37.1. Failure to disclose earlier: Ordinarily, the Crown Prosecution Service will not refuse to charge solely because a complainant has not disclosed their abuse previously. Allegations of non-recent and institutional abuse are “common” and there are “good reasons” why such cases do not come to light at the time.[19]

37.2. Complainants’ previous convictions: Convictions must be disclosed to the defence and so may be used to allege that the complainant is dishonest or untruthful.[20] It is an “essential” part of the prosecution case to explain to the jury the circumstances behind any relevant offending by a complainant, which may be a reaction to abuse or because the complainant is under the influence of the abuser.[21] 

37.3. The credibility of children: Until 1994, juries were generally warned by the judge of the risk of convicting a suspect in cases of alleged sexual abuse based on a single complainant’s evidence, as the “credibility and credit of the child will often be of limited value”.[22] However, since at least 2009, the evidence of a child has been regarded as no less reliable than that of an adult.[23] 

37.4. Corroboration: Although prosecutors should consider whether there is any credible evidence suggesting a false allegation, “prosecutors should guard against looking for ‘corroboration’ of the victim’s account or using the lack of ‘corroboration’ as a reason not to proceed with a case.”[24]

37.5. Mental health, drug and alcohol issues: The Crown Prosecution Service now recognises, in its guidance, that some complainants may have particular mental health vulnerabilities.[25] Similarly, while drug or alcohol dependency may impact on a complainant’s ability to give evidence, the Crown Prosecution Service may still prosecute such a case.[26]

37.6. Previous sexual history: While it is not uncommon for records in historical cases to describe complainants as ‘promiscuous’, this should not now be a relevant factor in making a charging decision.[27] 

37.7. Contemporaneous records: Prosecutors must ensure that complainants who have been in care are not disadvantaged by the fact that they will likely have a great deal of information recorded about them.[28] Records or the absence of records need to be treated with caution.[29] In non-recent abuse cases, records are often incomplete, though this should not be a bar to prosecution.[30] 

37.8. Simultaneous civil claim: Complainants may bring a civil claim for the abuse at or around the same time that a criminal prosecution is being considered.
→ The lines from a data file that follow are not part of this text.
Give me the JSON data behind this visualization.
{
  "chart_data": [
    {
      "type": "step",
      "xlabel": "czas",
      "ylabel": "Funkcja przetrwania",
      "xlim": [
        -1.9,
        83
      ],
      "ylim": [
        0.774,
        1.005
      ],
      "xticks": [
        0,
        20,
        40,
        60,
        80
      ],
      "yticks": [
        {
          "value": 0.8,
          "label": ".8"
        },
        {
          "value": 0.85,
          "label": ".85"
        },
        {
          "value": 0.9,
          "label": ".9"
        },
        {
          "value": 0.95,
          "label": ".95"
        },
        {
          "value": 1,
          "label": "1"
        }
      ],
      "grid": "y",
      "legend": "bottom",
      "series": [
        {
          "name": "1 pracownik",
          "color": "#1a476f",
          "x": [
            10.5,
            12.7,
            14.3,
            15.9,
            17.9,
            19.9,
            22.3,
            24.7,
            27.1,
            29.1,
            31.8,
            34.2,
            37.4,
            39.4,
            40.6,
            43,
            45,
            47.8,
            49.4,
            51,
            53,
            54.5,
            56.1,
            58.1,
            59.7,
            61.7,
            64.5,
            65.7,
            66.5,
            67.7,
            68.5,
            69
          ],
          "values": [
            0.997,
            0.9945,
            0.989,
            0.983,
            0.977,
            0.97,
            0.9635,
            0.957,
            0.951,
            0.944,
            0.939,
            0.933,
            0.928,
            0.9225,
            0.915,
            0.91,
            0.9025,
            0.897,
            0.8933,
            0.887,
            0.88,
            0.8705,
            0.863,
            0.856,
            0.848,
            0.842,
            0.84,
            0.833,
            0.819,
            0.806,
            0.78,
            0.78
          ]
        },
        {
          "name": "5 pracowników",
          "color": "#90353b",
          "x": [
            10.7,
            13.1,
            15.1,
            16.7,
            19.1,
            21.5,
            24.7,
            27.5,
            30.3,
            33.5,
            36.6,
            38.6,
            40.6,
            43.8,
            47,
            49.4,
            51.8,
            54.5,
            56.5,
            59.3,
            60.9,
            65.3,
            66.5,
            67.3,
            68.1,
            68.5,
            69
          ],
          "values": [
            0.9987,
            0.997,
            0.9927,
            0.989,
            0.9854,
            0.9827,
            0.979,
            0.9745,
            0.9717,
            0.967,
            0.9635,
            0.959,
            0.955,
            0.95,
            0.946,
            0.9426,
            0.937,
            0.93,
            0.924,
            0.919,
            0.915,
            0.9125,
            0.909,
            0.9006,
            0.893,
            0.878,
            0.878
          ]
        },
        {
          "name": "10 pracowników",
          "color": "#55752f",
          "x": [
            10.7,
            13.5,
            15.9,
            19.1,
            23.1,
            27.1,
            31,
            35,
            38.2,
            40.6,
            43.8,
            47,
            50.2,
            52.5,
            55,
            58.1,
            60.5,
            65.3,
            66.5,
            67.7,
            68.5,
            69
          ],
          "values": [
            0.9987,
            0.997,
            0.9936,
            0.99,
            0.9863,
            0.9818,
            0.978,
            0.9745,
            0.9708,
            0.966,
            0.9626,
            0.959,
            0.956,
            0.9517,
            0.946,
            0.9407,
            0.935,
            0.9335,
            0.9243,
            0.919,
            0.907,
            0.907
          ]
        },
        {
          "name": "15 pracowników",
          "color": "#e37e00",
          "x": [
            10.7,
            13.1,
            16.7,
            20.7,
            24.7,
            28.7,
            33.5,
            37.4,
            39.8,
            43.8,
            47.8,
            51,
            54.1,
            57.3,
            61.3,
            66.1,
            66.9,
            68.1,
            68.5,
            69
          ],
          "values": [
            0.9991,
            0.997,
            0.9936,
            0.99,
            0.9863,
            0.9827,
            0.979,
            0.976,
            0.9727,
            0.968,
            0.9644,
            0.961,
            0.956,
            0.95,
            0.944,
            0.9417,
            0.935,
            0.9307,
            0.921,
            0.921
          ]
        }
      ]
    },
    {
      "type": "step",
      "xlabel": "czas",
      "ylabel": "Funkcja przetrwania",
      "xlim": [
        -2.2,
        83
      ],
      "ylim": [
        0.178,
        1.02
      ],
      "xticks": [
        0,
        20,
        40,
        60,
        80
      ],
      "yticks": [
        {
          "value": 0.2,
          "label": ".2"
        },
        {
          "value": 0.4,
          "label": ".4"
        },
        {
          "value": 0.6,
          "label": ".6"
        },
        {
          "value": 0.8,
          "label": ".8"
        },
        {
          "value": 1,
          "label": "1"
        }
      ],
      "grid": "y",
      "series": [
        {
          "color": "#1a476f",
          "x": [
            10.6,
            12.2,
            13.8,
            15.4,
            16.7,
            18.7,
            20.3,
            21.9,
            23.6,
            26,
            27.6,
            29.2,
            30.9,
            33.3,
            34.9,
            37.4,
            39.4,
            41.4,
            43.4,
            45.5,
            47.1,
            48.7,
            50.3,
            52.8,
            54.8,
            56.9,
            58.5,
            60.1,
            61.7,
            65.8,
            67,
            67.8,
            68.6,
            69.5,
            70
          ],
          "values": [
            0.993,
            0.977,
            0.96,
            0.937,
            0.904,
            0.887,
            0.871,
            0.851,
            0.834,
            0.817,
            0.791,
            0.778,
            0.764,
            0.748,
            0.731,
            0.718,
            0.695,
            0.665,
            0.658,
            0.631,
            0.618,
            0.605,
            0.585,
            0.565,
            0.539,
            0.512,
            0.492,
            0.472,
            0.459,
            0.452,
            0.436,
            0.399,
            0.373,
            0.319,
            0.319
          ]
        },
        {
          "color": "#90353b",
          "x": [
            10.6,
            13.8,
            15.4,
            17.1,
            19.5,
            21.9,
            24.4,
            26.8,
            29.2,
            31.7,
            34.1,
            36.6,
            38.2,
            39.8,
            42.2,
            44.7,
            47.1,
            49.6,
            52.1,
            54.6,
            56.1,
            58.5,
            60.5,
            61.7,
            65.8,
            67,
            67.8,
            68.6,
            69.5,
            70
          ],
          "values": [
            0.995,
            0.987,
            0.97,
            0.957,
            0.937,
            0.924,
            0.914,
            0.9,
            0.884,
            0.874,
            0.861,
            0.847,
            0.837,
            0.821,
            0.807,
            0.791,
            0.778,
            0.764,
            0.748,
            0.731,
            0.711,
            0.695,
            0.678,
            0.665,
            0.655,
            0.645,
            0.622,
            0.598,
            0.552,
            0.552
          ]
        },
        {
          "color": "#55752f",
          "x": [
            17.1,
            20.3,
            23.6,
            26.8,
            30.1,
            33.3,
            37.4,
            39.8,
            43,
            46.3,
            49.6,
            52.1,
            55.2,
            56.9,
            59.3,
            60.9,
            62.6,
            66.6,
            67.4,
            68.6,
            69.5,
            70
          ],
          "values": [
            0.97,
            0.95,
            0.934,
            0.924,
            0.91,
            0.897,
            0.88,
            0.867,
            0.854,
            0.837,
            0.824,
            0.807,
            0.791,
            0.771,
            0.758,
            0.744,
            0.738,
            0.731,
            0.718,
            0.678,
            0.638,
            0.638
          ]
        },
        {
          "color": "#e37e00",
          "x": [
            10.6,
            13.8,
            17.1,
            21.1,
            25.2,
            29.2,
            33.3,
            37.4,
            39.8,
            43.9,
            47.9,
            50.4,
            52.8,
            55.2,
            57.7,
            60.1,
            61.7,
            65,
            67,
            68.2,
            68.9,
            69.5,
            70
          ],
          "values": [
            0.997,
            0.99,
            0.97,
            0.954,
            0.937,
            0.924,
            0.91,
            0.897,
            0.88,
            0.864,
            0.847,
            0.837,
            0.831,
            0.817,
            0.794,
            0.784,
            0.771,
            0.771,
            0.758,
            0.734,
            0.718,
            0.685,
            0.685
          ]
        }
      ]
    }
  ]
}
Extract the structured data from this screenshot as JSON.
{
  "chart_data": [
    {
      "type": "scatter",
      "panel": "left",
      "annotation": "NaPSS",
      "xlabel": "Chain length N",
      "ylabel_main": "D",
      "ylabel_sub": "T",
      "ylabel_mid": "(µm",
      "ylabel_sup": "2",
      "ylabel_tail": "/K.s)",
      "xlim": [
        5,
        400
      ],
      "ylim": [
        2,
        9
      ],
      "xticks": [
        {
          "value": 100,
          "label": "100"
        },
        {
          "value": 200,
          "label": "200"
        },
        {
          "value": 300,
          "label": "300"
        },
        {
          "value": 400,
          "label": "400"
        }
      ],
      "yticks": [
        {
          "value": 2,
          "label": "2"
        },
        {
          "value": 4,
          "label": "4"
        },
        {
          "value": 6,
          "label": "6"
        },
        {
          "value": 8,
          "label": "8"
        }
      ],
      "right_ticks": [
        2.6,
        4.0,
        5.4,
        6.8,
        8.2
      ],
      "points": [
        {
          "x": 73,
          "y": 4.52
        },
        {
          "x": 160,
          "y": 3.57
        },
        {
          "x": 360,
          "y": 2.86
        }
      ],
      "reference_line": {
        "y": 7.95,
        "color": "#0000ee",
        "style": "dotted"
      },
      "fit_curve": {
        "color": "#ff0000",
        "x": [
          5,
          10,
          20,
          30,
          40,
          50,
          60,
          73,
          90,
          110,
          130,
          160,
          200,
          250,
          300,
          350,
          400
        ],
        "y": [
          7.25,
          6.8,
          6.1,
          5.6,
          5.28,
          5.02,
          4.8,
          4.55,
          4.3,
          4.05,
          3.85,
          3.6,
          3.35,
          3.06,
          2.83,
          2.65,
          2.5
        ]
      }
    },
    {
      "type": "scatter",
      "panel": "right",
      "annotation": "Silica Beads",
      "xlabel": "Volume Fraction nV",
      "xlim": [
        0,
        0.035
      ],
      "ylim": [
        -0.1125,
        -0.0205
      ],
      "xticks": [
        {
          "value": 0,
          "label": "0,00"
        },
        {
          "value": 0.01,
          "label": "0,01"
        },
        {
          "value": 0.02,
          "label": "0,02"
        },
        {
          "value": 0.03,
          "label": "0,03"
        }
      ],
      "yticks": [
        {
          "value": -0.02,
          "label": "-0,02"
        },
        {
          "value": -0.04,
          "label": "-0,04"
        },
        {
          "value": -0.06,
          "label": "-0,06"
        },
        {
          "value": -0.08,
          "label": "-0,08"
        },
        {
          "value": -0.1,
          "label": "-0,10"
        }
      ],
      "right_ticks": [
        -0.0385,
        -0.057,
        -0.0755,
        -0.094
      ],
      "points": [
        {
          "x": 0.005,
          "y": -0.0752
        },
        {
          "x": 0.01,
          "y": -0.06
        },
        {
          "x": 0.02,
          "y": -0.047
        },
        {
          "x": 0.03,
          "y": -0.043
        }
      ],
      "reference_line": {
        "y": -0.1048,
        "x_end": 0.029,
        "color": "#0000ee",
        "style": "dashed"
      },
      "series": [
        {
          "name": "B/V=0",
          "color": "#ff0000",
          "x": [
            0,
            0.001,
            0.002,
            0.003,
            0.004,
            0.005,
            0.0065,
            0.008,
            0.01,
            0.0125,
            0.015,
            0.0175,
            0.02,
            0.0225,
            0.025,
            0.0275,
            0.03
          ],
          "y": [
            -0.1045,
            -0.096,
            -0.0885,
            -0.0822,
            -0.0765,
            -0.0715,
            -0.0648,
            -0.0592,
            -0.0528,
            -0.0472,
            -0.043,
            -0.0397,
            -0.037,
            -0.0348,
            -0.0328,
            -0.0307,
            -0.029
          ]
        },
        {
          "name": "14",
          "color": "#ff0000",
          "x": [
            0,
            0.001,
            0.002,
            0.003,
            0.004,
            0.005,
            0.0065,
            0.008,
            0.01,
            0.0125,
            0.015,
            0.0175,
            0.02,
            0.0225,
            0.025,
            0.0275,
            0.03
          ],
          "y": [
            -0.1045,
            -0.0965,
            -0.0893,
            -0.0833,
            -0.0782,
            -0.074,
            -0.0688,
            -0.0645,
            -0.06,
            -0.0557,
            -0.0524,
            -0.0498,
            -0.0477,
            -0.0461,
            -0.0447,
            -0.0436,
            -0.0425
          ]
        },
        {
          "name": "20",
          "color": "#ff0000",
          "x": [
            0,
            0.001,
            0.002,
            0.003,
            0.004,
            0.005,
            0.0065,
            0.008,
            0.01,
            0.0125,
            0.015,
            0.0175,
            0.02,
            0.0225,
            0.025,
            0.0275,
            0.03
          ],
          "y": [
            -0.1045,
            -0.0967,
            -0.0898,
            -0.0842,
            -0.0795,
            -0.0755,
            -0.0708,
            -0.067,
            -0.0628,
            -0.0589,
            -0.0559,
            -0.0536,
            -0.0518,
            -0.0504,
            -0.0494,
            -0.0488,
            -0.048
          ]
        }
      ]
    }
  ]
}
Though the defence could question whether there is a financial motive for the disclosure, civil litigation should not impact on a charging decision unless there are substantial conflicts between the accounts given in the civil litigation and to the police.[31] 

38. A decision not to prosecute (or to take no further action) does not mean that the abuse did not take place or that the Crown Prosecution Service has concluded that it did not happen. The question is whether or not the prosecutor could conclude that there was a realistic prospect of conviction, bearing in mind that the criminal standard of proof is high.[32] A second opinion may be obtained on decisions to take no further action or discontinue cases involving rape or serious sexual offences.[33]

39. After the Crown Prosecution Service decides (generally speaking) whether to authorise charges following allegations of child sexual abuse, it is the police who are responsible for informing complainants about the decision whether or not to prosecute.[34] A complainant is entitled to a review of that decision.[35]

40. It is possible for a decision to take no further action to be subsequently overturned, for example, if new evidence becomes available or if the original decision was “obviously wrong”.[36] This decision is made by a Chief Crown Prosecutor for the relevant area or, if made as a result of a challenge under the Victims’ Right to Review scheme, by a Deputy Chief Crown Prosecutor.[37] For example, the Crown Prosecution Service decided in 2006 to take no further action in relation to NO-A286’s allegations against Stephen Noy but, in 2014, this decision was overturned and charges authorised because there was additional evidence relating to the complainant’s mental health and another witness had come forward.[38]